Artificial neural networks
can be trained to perform specific tasks by showing them how to respond to
particular examples. When this technique is combined with machine vision
technology, powerful systems result that can learn visual tasks such as
inspection and control.
Neural Networks
Artificial neural
networks are computer models of simple brains. An artificial neural
network contains many simple processing elements that, like natural neurons,
learn to solve particular tasks.
There are many types of
artificial neural networks, designed to mimic different capabilities of natural
neural networks. Some artificial neural networks are designed purely to
solve particular types of problems and bear little or no resemblance to natural
neurons.
Feed-forward ANNs
A feed-forward artificial neural network is designed to look at an input
pattern and respond with a particular output. It is trained to perform a
task by presenting it with example patterns of inputs and outputs. The
network is trained to reproduce the example outputs when presented with the
corresponding inputs. After training, the network can perform the task
for new inputs that it has never seen before.
The network consists of
nodes that
perform simple calculations, and connecting
weights between the nodes.
Training adjusts the connecting weights so that the network produces the
correct responses to the example inputs.
Applications
Feed-forward neural networks
have been successfully applied to a wide variety of tasks including driving a
vehicle, detecting abnormal cells in images, and financial prediction.

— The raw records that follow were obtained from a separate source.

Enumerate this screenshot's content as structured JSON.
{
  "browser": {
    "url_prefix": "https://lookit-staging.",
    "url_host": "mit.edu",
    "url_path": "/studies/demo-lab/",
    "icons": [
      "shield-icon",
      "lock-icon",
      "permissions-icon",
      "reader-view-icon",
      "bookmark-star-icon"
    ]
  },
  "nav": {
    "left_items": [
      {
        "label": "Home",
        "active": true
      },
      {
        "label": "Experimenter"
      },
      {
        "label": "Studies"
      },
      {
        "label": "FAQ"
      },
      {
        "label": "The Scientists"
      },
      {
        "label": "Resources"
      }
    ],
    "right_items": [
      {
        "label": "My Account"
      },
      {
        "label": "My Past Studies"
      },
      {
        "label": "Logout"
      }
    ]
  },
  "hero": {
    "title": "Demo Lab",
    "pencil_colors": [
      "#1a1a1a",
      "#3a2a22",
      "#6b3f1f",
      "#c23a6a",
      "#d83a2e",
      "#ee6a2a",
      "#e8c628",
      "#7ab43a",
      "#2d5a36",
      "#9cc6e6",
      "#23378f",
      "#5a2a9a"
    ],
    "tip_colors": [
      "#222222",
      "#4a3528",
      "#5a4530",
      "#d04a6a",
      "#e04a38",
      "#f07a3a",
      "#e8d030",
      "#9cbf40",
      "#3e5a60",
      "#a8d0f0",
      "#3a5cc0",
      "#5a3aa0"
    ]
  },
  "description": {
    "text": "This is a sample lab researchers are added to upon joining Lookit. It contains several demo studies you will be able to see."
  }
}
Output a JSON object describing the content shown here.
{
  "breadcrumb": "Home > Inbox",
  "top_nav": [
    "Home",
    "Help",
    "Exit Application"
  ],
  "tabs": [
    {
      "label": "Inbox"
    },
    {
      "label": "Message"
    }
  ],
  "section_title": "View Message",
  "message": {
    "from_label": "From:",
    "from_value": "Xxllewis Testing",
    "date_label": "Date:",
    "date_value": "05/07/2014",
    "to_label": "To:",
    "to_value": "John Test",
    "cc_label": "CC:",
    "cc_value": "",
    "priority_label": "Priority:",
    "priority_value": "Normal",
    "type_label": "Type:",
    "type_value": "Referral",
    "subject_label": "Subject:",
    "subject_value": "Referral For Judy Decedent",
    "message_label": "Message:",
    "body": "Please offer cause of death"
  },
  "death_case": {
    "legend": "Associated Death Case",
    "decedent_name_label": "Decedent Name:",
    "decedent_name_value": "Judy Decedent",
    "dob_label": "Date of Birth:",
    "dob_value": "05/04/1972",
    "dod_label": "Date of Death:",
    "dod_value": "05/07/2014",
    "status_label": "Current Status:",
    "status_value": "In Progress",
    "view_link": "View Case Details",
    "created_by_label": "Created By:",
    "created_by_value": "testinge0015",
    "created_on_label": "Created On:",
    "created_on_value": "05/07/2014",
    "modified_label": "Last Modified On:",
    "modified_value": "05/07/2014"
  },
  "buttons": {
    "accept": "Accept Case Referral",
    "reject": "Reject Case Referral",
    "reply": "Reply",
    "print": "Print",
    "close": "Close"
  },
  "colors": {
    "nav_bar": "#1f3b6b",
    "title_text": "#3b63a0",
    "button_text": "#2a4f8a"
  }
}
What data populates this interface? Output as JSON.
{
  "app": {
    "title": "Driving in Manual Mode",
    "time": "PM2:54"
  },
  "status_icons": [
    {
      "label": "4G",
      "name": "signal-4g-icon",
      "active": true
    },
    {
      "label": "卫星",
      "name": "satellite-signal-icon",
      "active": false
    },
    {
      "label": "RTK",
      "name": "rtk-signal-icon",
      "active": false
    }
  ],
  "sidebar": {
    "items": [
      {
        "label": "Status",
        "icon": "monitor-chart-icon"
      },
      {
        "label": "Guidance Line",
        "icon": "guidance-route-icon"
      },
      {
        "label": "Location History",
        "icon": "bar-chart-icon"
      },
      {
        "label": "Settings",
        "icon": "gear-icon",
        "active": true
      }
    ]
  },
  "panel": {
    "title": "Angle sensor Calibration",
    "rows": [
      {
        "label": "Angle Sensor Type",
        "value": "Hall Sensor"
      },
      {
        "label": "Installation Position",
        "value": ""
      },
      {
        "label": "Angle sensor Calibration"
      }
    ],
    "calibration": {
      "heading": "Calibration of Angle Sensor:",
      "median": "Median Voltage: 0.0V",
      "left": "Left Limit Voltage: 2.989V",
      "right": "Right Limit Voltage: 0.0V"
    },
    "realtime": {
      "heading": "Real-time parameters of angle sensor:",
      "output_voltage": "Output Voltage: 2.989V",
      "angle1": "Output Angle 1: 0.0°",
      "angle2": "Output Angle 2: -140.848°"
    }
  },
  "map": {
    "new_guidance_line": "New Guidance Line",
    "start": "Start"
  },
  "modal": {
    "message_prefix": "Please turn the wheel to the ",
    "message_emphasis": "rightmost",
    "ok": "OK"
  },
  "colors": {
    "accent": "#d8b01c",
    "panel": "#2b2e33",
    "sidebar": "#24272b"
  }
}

Neural Networks and Machine Vision
The incorporation of Artificial Neural Networks in Machine Vision Systems
provides systems that can be trained by showing them examples of the visual
properties they are to identify. Hamey Vision Systems have used this
powerful combination of techniques to develop a
biscuit bake inspection system in collaboration with
Access Macquarie Ltd and the CRC for International Food Manufacture and
Packaging Science. The systems can be trained by showing it examples of
biscuits with different bake levels. This makes the system easy to use
and flexible, able to work with a wide variety of products.